Something far easier that I’ve seen done is to just add a Validating Admission Controller to make sure containers come from the registry you want.
But your description is obviously much more elegant than that
That is part of the preventative portion of a holistic solution for certain
I suppose the tool I’m thinking of would be for migration of outside dependencies to local registries only
this would be pretty cool, would love to hear if you find something before i set off on a path to try to do something related
Just make sure the juice is worth the squeeze.
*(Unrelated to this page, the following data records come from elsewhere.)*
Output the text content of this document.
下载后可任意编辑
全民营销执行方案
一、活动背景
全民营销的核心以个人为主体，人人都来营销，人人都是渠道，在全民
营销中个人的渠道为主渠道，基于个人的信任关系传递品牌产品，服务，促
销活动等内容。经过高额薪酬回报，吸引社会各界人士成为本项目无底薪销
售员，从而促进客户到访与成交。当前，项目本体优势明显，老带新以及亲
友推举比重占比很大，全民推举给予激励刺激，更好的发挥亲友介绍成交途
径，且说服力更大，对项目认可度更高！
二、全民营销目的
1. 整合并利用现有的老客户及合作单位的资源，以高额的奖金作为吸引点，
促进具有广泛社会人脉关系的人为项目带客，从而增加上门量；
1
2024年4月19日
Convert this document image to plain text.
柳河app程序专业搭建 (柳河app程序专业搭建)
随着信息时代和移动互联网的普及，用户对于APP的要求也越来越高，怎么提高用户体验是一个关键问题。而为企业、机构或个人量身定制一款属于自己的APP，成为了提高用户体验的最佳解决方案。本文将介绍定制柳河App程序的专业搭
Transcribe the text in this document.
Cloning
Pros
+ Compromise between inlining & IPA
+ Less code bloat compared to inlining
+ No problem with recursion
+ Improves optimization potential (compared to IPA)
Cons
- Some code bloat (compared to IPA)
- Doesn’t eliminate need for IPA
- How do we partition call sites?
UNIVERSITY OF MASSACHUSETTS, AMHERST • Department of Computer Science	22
Unless you have compliance/regulatory requirements, something like that will add a huge operational headache
I guess that is not ‘easy’ at all but there should be such a project if not to help avoid things like this
I’d specifically target things like cert-manager, kafka, or any other vendor(ish) images that would typically go through a review and testing process before simply upgrading them (so core services in a deployment, not developer workloads that might get updated multiple times a day)
I have peeked over kube-fledged and it seems to be on the right path towards something like this https://github.com/senthilrch/kube-fledged
A kubernetes add-on for creating and managing a cache of container images directly on the cluster worker nodes, so application pods start almost instantly - senthilrch/kube-fledged
@btai @Pierre Humberdroz
A kubernetes add-on for creating and managing a cache of container images directly on the cluster worker nodes, so application pods start almost instantly - senthilrch/kube-fledged
Oh awesome !
It may be useful for figuring out how to eliminate core service outside dependencies
outside deps == evil
this looks awesome
reminds me a little bit of that uber project too
Three devops holy war creeds; 1. latest tag is evil, 2. outside dependencies are our enemy; 3. incremental improvement of all things….
kube-fledged use case #4: If a cluster administrator or operator needs to roll-out upgrades to an application and wants to verify before-hand if the new images can be pulled successfully.
cool beans
I was wrong about the chart not being available for this: https://github.com/senthilrch/kube-fledged/tree/master/deploy/kubefledged-operator/helm-charts/kubefledged
A kubernetes add-on for creating and managing a cache of container images directly on the cluster worker nodes, so application pods start almost instantly - senthilrch/kube-fledged
the name for “that uber project” is kraken https://github.com/uber/kraken
P2P Docker registry capable of distributing TBs of data in seconds - uber/kraken
I ran across that one as well, the name certainly is apropos…
(too bad there isn’t a simple helm chart deployment for the thing, it is either straight yaml or the flux helm-operator it seems….)
In fact, that is the only project I’ve seen that allows for any direct image cache manipulation within a cluster
wonder what they’re doing at quay to be causing this many major outages
quay acquired by coreos
coreos acquired by redhat
coreos (the os) now EOL
quay the registry? not sure, but seeing how acquisitions go - the project leads are probably all gone. the project itself open sourced. who knows? maybe it’s on life support?
(this is all rampant, unqualified speculation. I have no inside knowledge of what’s going on.)
#codefresh decide to deprecate their registry
I imagine they would eat bandwidth and cloud storage space like no tomorrow
I’ve seen builds based on upstream public images as the base image before and cried on the inside (then promptly eliminated those outside deps…)
i feel like many of the major kubernetes tools have been hosting their images on quay.